Have you seen this video? This guy from Boston suffers at the hand of his ex girlfriend. My best friend, who happens to be an amazing person, posted the video on my Facebook page. She commented, the good ol’ days.
At first, I was was reluctant to approve the post. My own wounds still fresh, I didn’t want to witness someone else’s pain. I am trying to get back to a civil mind after what I would like to call a “transition” out of a long relationship.
I don’t end my relationships well, but rarely do they end in violence, police reports, or restraining orders. But not every one is as fortunate.
It takes a lot of passion to feel so strongly. An end to a relationship could be a blessing to both parties, I suppose, if it’s consensual.
My divorce attorney once asked me why my ex-wife felt so passionate about doing me in. He hadn’t seen many cases like mine. My wife filed and aggressively pursued the divorce, but citing nothing more than irreconcilable differences. But the compensation that she sought…?!? Wow!
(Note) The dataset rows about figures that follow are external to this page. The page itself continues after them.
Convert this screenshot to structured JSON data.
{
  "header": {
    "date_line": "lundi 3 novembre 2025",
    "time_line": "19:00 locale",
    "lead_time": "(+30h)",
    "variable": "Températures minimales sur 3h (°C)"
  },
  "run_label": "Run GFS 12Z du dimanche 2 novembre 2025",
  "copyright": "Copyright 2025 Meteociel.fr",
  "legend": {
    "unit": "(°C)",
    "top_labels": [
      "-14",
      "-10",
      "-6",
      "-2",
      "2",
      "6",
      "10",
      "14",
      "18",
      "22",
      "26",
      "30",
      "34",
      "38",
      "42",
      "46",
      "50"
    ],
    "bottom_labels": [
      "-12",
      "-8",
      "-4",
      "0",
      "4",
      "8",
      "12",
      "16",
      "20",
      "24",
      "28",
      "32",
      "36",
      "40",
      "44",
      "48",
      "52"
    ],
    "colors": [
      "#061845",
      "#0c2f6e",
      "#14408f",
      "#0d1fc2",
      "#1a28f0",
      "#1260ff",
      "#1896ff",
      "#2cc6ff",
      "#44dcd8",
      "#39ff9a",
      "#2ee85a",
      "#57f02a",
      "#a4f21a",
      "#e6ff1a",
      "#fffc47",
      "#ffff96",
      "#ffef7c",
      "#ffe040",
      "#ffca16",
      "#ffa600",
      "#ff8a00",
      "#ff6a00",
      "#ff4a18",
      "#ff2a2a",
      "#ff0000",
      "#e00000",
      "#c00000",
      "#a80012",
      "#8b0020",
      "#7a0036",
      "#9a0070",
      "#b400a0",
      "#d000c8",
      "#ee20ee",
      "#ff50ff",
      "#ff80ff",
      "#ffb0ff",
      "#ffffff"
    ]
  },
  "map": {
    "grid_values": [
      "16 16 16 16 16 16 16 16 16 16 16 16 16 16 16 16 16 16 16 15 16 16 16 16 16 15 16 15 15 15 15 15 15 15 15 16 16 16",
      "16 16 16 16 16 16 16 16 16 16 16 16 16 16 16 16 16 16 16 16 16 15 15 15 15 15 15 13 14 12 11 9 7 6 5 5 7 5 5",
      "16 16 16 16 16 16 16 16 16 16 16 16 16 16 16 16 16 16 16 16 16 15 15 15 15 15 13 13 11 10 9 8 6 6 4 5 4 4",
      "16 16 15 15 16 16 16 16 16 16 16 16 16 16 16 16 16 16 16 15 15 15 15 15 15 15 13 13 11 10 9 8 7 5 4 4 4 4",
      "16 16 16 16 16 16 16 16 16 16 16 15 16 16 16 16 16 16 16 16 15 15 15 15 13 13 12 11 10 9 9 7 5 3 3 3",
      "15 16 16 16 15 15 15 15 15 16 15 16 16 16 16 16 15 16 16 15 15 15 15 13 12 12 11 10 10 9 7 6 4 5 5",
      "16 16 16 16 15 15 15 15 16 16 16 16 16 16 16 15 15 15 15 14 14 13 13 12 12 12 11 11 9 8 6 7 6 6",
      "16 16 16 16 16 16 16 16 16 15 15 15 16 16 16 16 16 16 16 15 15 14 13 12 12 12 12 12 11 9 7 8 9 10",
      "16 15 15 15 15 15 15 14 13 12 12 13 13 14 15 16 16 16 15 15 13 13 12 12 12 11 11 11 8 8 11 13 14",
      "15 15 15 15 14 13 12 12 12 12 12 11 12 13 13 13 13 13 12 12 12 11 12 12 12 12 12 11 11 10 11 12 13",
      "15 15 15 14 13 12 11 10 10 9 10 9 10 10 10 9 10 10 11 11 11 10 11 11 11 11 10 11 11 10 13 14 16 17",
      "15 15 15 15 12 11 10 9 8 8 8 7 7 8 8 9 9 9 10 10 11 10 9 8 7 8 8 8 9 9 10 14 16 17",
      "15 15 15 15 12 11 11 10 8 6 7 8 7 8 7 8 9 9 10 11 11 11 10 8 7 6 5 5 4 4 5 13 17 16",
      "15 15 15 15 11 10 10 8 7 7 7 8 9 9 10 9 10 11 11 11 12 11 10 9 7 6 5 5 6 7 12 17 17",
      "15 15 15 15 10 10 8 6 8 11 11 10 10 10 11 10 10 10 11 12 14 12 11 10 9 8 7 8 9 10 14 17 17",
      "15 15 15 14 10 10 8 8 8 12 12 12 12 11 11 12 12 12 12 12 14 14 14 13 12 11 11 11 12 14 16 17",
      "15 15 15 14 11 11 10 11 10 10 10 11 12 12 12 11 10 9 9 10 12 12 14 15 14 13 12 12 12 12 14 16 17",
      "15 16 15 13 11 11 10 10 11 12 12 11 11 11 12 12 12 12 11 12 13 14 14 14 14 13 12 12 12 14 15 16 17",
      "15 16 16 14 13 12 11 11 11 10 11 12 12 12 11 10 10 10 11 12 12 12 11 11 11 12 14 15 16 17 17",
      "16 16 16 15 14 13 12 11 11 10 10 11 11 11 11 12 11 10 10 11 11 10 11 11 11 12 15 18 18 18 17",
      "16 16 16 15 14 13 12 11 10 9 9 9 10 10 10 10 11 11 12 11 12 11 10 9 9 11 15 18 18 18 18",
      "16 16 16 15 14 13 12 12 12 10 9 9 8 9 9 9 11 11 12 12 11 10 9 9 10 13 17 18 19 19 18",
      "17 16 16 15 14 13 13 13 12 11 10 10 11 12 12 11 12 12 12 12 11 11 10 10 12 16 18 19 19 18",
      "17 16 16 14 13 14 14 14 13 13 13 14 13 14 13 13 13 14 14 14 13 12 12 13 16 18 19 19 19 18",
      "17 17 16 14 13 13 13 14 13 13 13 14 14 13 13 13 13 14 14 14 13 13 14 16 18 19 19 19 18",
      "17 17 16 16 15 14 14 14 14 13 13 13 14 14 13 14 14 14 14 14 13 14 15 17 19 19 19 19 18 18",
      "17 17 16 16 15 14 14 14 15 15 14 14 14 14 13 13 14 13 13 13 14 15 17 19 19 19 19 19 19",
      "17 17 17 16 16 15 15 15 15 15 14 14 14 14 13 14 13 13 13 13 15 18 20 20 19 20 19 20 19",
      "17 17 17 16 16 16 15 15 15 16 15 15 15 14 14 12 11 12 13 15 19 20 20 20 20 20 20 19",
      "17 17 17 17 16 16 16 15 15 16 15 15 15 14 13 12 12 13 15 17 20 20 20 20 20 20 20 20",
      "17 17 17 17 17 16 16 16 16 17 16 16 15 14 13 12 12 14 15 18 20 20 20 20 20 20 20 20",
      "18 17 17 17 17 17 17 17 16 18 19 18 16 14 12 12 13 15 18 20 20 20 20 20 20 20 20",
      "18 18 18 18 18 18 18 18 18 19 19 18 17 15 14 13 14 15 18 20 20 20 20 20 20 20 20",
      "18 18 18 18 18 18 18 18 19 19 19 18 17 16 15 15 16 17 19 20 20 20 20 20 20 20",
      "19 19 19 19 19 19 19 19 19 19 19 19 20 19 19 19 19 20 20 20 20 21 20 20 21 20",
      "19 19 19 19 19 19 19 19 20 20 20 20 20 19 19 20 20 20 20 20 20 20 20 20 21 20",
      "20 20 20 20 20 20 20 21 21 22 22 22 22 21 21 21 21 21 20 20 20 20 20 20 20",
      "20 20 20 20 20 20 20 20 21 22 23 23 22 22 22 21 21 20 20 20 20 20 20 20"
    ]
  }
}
After much consideration, the best I could figure was that when she left, I didn’t chase her. I believe my last words were “don’t let the door hit ya in the…”
I suppose we all want to be loved. We all want as much love returned as we unselfishly give. Is that selfish in itself?
We want to be wanted or even chased. We want to be noticed and thought about, but not so much that we have to worry about being stalked or need to seek a restraining order.
We want attention and respect. We want to share each other’s time and…dreams.
And when that can no longer be had, it goes sour FAST!
We process the disappointment in various ways. Sadness, anger, rage, or even numbness. The disbelief! The strain to understand can be painful–so painful that we can’t think clearly.
Do you suppose that’s what happened here?